UW-Madison
Computer Sciences Dept.

Paper Write-ups for Measurement

Question: Describe the methodology employed in this paper. What traffic could be missed with this approach? Are there any statistics that the authors didn't report that you wish they had gathered? Do you think that access to the complete data would lead to different conclusions than those drawn by the authors?

Student

The methodologies used by the paper were definitely not aimed at being accurate because of the restriction on the available information about the working and infrastructure of the P2P systems. They use port numbers for P2P systems for identification of the kind of data, protocol and the IP numbers for the distributed content delivery systems like akamai. Given the lack of information about these then commercially operated systems, the methods are justified. Only major flaw about the methodology was the use of the University resources which are dominated by poor undergraduate and graduate students who tend to be stingy!

I believe they did leave out a significant portion of the data transfered on the internet by avoiding ftp transfers (which uses UDP). Also of concern is the P2p systems were concentrated on Kazaa and Gnutella, but there did exist other P2P systems like even the Usenet (a different system, but nevertheless a P2P system). But the port number are not even static. A later version uses a P2P system where it dynamically changes the ports periodically. Otherwise their assumptions on P2Ps are correct (Past paper is relatively new and the then widely used P2ps did not use those concepts). Other flaws were tunnelling and VPNs which could not possibly be monitored because of encryption. But the year of data also makes a difference and I am unsure of the network usage 4 years back.

I believe the ftp usage could have caused some shift in the data analyzed and the P2P systems with the legal apprehension could have used advanced camouflaging techniques like IP masquerading which could have confused the analysis. But I still believe that the error margin could not have been large because they have taken into account all the major factors.

Student

They monitored all incoming and outgoing TCP packets from their 2 links to ISP's. That means they don't monitor UDP traffic, but later they claim that that's only 3% of the traffic anyway. It also means that they don't monitor traffic that stays in their local network. So it might actually be that Kazaa generates even a lot more traffic then they think, thereby affecting their conclusions.

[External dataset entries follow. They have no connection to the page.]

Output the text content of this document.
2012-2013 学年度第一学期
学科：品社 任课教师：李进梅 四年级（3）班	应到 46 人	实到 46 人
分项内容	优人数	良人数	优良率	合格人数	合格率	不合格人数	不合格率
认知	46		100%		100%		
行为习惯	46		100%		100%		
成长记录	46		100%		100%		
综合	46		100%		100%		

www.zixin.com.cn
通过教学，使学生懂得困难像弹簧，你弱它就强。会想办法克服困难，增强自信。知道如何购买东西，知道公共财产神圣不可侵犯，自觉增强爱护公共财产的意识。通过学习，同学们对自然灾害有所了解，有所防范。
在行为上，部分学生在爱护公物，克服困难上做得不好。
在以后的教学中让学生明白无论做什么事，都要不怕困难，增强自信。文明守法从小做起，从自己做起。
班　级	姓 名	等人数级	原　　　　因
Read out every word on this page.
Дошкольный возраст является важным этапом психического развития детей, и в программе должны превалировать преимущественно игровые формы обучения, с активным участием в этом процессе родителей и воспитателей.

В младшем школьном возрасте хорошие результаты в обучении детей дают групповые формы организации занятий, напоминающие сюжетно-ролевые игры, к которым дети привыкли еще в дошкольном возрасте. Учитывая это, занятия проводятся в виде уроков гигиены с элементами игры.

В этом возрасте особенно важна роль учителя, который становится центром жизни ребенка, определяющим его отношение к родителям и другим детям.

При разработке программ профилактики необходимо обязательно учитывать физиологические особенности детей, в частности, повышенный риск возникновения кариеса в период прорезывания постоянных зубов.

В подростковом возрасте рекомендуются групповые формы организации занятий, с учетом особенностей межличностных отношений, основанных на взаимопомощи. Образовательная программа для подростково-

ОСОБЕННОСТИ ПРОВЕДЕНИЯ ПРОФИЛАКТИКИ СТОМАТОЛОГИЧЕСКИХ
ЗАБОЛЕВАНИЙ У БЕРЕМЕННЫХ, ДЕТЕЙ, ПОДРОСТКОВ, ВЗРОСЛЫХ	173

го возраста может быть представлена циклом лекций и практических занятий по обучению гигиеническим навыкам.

They also didn't determine all Akamai hosts: they found only 3966 out of the 13000+ Akamai servers. That could in theory mean that a higher percentage of the www traffic is actually Akamai traffic (although it might be unlikely that clients get served by more than a small number of Akamai servers, since that defies the whole purpose of a network like Akamai). I can't think of any other statistics that I would have seen investigated in 2002, but the current situation is completely different. I think that Kazaa isn't used as much anymore and P2P traffic has shifted towards other networks, newsservers and Torrents. Also now that broadband is becoming more common, there might be more UDP traffic due to streaming?

Student

The methodology used in this paper to study network data is to capture all outgoing and incoming traffic to the University of Washington through the university's connection to the outside world. The data captured going through this connection is then categorized according to usage (www, Akaimi, P2P, etc.) and content type (pictures, video, audio, etc.). One drawback this approach suffers from is that it will not record network data between servers on campus. That is, users who are accessing university web pages will not be represented in the data. Also, P2P users who are sharing files among other university users will not be represented. It is also difficult with this approach to categorize content type for data sent through encrypted connections. For example, data caught that is bound for port 443 is most likely encrypted data and therefore the type of data cannot be accurately reported.

One statistic that I would like to see is the time taken to download objects from each content-delivery category. The authors claim that because P2P objects are roughly 1000 times larger than www objects, the transfer times are roughly 1000 times greater for P2P objects on average. It is my guess that transfer times for P2P objects are actually larger than what is claimed by the authors. While web objects are usually served by high-bandwidth web servers, P2P servers generally have low-bandwidth connections, slowing transfer times even further.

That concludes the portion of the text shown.